MiPBF

Clinical data
- Other names: Methylisopropylbenzofuran; MIPBF; N-Methyl-N-isopropyl-3-(2-aminoethyl)benzofuran; 1-Oxa-N-methyl-N-isopropyltryptamine; 1-Oxa-MiPT
- Drug class: Serotonin receptor modulator
- ATC code: None;

Identifiers
- IUPAC name N-[2-(1-benzofuran-3-yl)ethyl]-N-methylpropan-2-amine;
- CAS Number: 127507-03-3;
- PubChem CID: 117044241;
- ChemSpider: 74414170;

Chemical and physical data
- Formula: C_{14}H_{19}NO
- Molar mass: 217.312 g·mol^{−1}
- 3D model (JSmol): Interactive image;
- SMILES CC(C)N(C)CCC1=COC2=CC=CC=C21;
- InChI InChI=1S/C14H19NO/c1-11(2)15(3)9-8-12-10-16-14-7-5-4-6-13(12)14/h4-7,10-11H,8-9H2,1-3H3; Key:HNYJKEQVSSYBRE-UHFFFAOYSA-N;

= MiPBF =

MiPBF, also known as N-methyl-N-isopropyl-3-(2-aminoethyl)benzofuran or as 1-oxa-N-methyl-N-isopropyltryptamine (1-oxa-MiPT), is a serotonin receptor modulator of the benzofuran family related to the psychedelic tryptamine methylisopropyltryptamine (MiPT). It is the analogue and bioisostere of MiPT in which the indole nitrogen has been replaced with an oxygen atom, making it a benzofuran rather than tryptamine derivative.
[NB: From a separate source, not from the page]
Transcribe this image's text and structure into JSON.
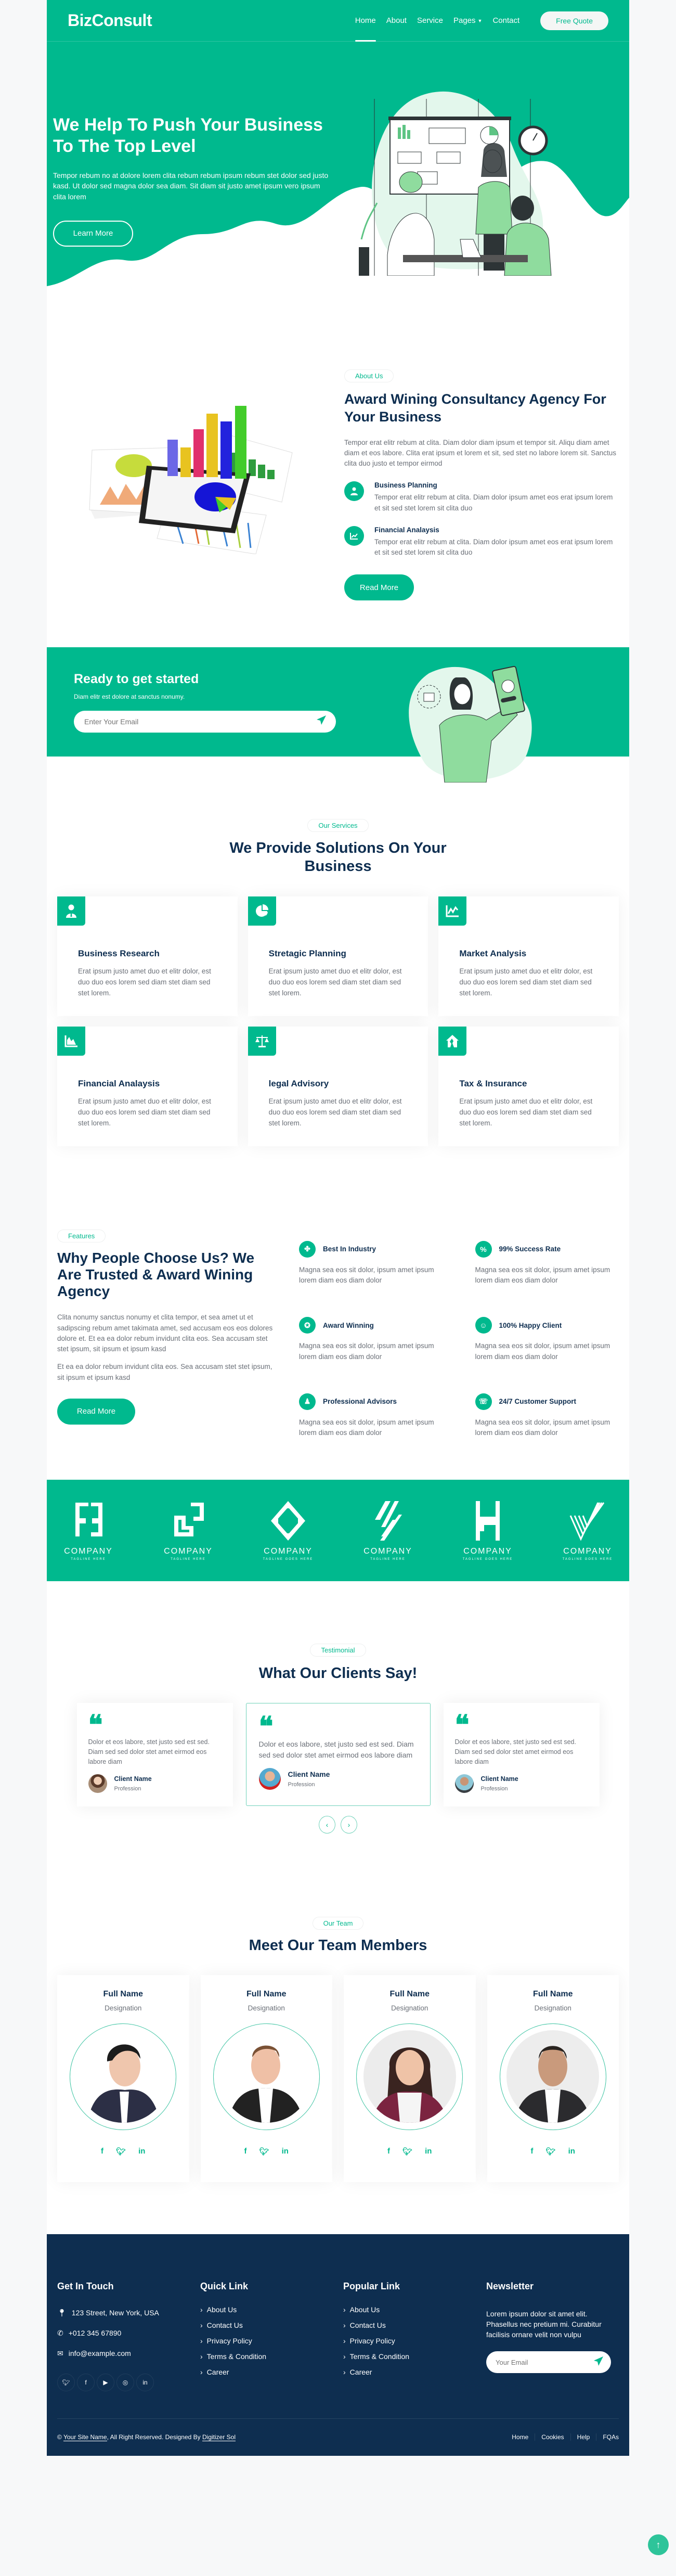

The drug shows affinity for serotonin receptors, including the serotonin 5-HT_{1A}, 5-HT_{2A}, and 5-HT_{2B} receptors (IC_{50} = 5,000 nM, 500 nM, and 800 nM, respectively). Its affinities for these receptors were 7-fold, 13-fold, and 1.5-fold lower than those of MiPT, respectively. MiPBF was first described in the scientific literature by Dennis McKenna and David Repke and colleagues in 1990.